Tensorflow implementation of the paper Using millions of emoji occurrences to learn any-domain representations for detecting sentiment, emotion and sarcasm.
cd src
python main.py --config ../config_{bert|deepmoji}.yaml
| Model |
|
Deepmoji model is a pre-trained base which is able to generalize well on text classification tasks. The model is as on fig xx. The authors use emoji classification for model's pre-training and fine-tune it more on downstream tasks' small scale datasets. It is a nice example of representation learning for text which is nowadays best performed by transformer based language models such as BERT.
As the 1.2 billion tweet emoji dataset is not publicly available, and I see this project as a proof-of-concept, I used amazon-polarity's test set as pre-training dataset. Since it has positive-negative sentiment classification objective, it is similar to chosen final task, insult-detection.
Furthermore, for comparing model performance with state-of-the-art language models, I also used distilBERT.
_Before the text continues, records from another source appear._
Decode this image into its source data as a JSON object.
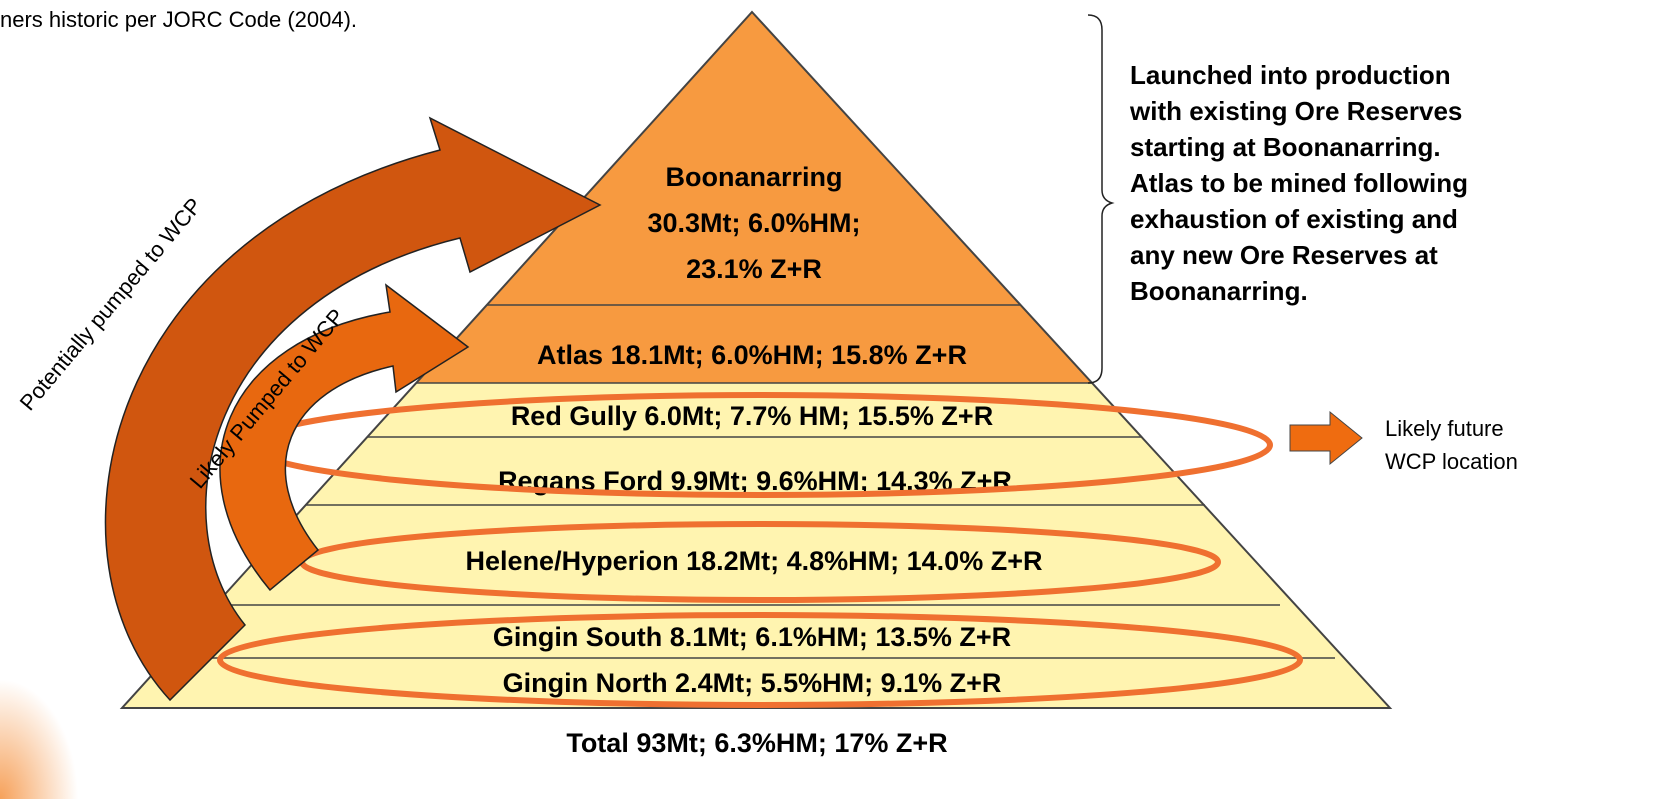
{
  "header": {
    "note": "ners historic per JORC Code (2004)."
  },
  "pyramid": {
    "layers": [
      {
        "lines": [
          "Boonanarring",
          "30.3Mt; 6.0%HM;",
          "23.1% Z+R"
        ]
      },
      {
        "lines": [
          "Atlas 18.1Mt; 6.0%HM; 15.8% Z+R"
        ]
      },
      {
        "lines": [
          "Red Gully  6.0Mt; 7.7% HM; 15.5% Z+R"
        ]
      },
      {
        "lines": [
          "Regans Ford  9.9Mt; 9.6%HM; 14.3% Z+R"
        ]
      },
      {
        "lines": [
          "Helene/Hyperion  18.2Mt; 4.8%HM; 14.0% Z+R"
        ]
      },
      {
        "lines": [
          "Gingin South   8.1Mt; 6.1%HM; 13.5% Z+R"
        ]
      },
      {
        "lines": [
          "Gingin North   2.4Mt; 5.5%HM; 9.1% Z+R"
        ]
      }
    ],
    "total": "Total  93Mt; 6.3%HM; 17% Z+R"
  },
  "arrows": {
    "outer": "Potentially pumped to WCP",
    "inner": "Likely Pumped to WCP"
  },
  "callout": {
    "lines": [
      "Launched into production",
      "with existing Ore Reserves",
      "starting at Boonanarring.",
      "Atlas to be mined following",
      "exhaustion of existing and",
      "any new Ore Reserves at",
      "Boonanarring."
    ]
  },
  "future": {
    "lines": [
      "Likely future",
      "WCP location"
    ]
  }
}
Learning rate decay and early stopping are both set on validation loss. Plain tokenization, gensim simple_preprocess() and full preprocessing (stop word, punctuation, numerics removal, lemmatization) are implemented and only the best among these per model is reported below. Spacy embeddings are used for initialization in deepmoji model.
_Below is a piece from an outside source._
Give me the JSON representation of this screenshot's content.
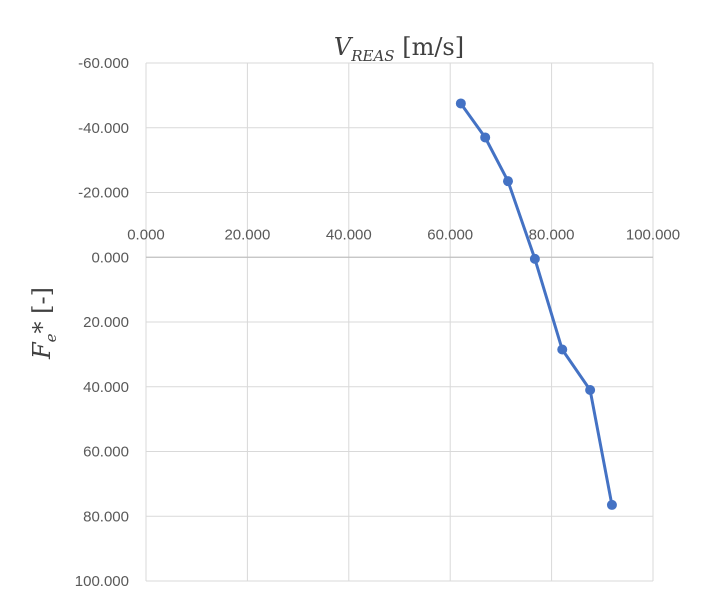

| Model | Test F1 score | Best Validation F1 score |
|---|---|---|
| Deepmoji base | 0.76 | 0.75 |
| Deepmoji fine-tuning (freeze base) | 0.71 | 0.74 |
| Deepmoji fine-tuning (train base) | 0.74 | 0.76 |
| DistilBERT fine-tuning (freeze base) | 0.70 | 0.72 |
| DistilBERT fine-tuning (train base) | 0.76 | 0.76 |
Deepmoji base: trained directly on insult-detection Deepmoji fine-tuning: pretrained on amazon-polarity, fine-tuned on insult-detection Distilbert fine-tuning: fine-tuned on insult-detection
In most of the experiments, plain tokenization performed best, while full preprocessing being the worst. It is sensible as the model also cares functional words for understanding.
Validation set for insult-detection has only 495 samples and I observed label-sentence mismatch for some samples. This makes the validation loss not informative, and training unstable.
Freezing pre-trained base model degrades the performance on down-stream task as only the classification head is updated.
DistilBERT fine-tuning leads to best performance. Compared to it, Deepmoji model is low capacity because of 10x less parameter size and lack of attention mechanism, and its pre-training is very limited. Thus I admits its lower performance.